Wie die "FAZ" weiter berichtet, handelte es sich um ein Geschäft auf Gegenseitigkeit: Die Bundesregierung wollte in Zeiten des Terrorismus verhindern, dass die Palästinensische Befreiungsorganisation (PLO) Terroristen der Roten Armee Fraktion (RAF) Zuflucht bot. Gaddafi sollte vermitteln. Als "Dankeschön" habe man einen erfahrenen Personenschützer nach Libyen geschickt, hieß es laut der "FAZ" aus der Bundesregierung.
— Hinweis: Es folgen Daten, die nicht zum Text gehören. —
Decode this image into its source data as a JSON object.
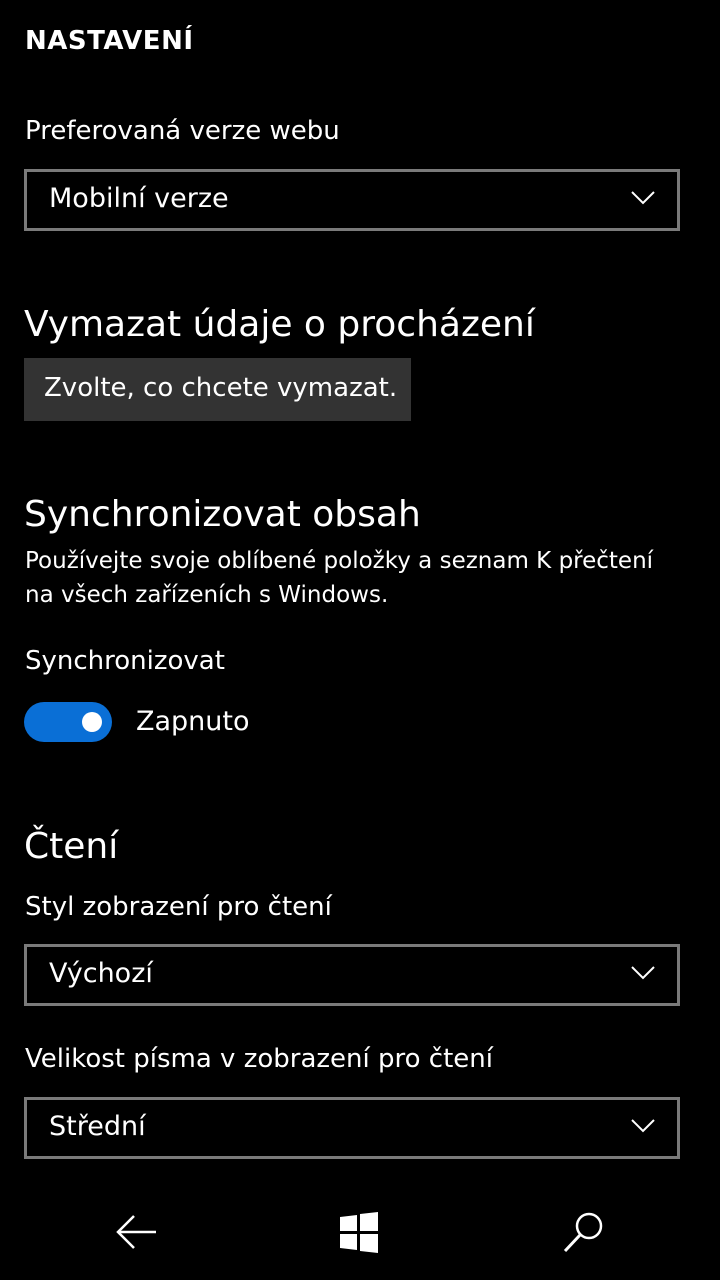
{
  "page": {
    "title": "NASTAVENÍ"
  },
  "web_version": {
    "label": "Preferovaná verze webu",
    "value": "Mobilní verze"
  },
  "clear_data": {
    "heading": "Vymazat údaje o procházení",
    "button_label": "Zvolte, co chcete vymazat."
  },
  "sync": {
    "heading": "Synchronizovat obsah",
    "description": "Používejte svoje oblíbené položky a seznam K přečtení na všech zařízeních s Windows.",
    "toggle_label": "Synchronizovat",
    "toggle_state": "Zapnuto",
    "toggle_on": true
  },
  "reading": {
    "heading": "Čtení",
    "style_label": "Styl zobrazení pro čtení",
    "style_value": "Výchozí",
    "font_size_label": "Velikost písma v zobrazení pro čtení",
    "font_size_value": "Střední"
  },
  "nav": {
    "back_icon": "back-arrow-icon",
    "start_icon": "windows-logo-icon",
    "search_icon": "search-icon"
  },
  "colors": {
    "background": "#000000",
    "accent": "#0a6fd6",
    "dropdown_border": "#7a7a7a",
    "button_bg": "#333333"
  }
}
Ehemalige Soldaten der Bundeswehr, die als Personenschützer eingesetzt waren, berichteten der Zeitung von einem Film eines BKA-Beamten über die Ausbildung in Libyen, der Mitte der 80er Jahre in Sonthofen während der jährlichen Sicherheitstagung im kleineren Kreis gezeigt worden sei. "Einiges hatte mit Personenschutz nichts mehr zu tun." Das sei "paramilitärische Ausbildung" gewesen.

Ein ehemaliger Offizier sagte dem Blatt, seiner Kenntnis nach sei die Zusammenarbeit privater Firmen mit Libyen "kontinuierlich über mehr als 20 Jahre fortgesetzt" worden. Auch der Bundesnachrichtendienst (BND) arbeitete nach den Informationen in den 80er Jahren mit Libyen zusammen, zumindest vor den Terroranschlägen von Lockerbie und auf die Berliner Disko "La Belle".

Als Konsequenz aus der Affäre um deutsche Polizisten fordern Politiker der Bundestagsfraktionen Regeln für den Export von Sicherheits-Knowhow. In der ARD-Sendung "Bericht aus Berlin" sprach sich der Obmann der Unionsfraktion im Unterausschuss für Rüstungskontrolle, Karl-Theodor Freiherr zu Guttenberg, für staatliche Kontrollen aus. Er nannte als Beispiel eine Lizenzierungspflicht für nationale Firmen und eine Kontrolle dessen, was vor Ort gemacht würde.

Der Staat müsse wissen, was in Krisenregionen exportiert wird

Auch der stellvertretende Grünen-Fraktionschef Hans-Christian Ströbele fordert eine Genehmigungspflicht. "Da wollen wir auch Vorschriften haben, dass, wenn die Genehmigung nicht da ist, sich die Leute dann strafbar machen", sagte er in einem Interview für dieselbe Sendung. Die FDP-Politikerin Elke Hoff meinte, der Staat sollte ein Recht haben, zu wissen, was in Krisenregionen exportiert wird.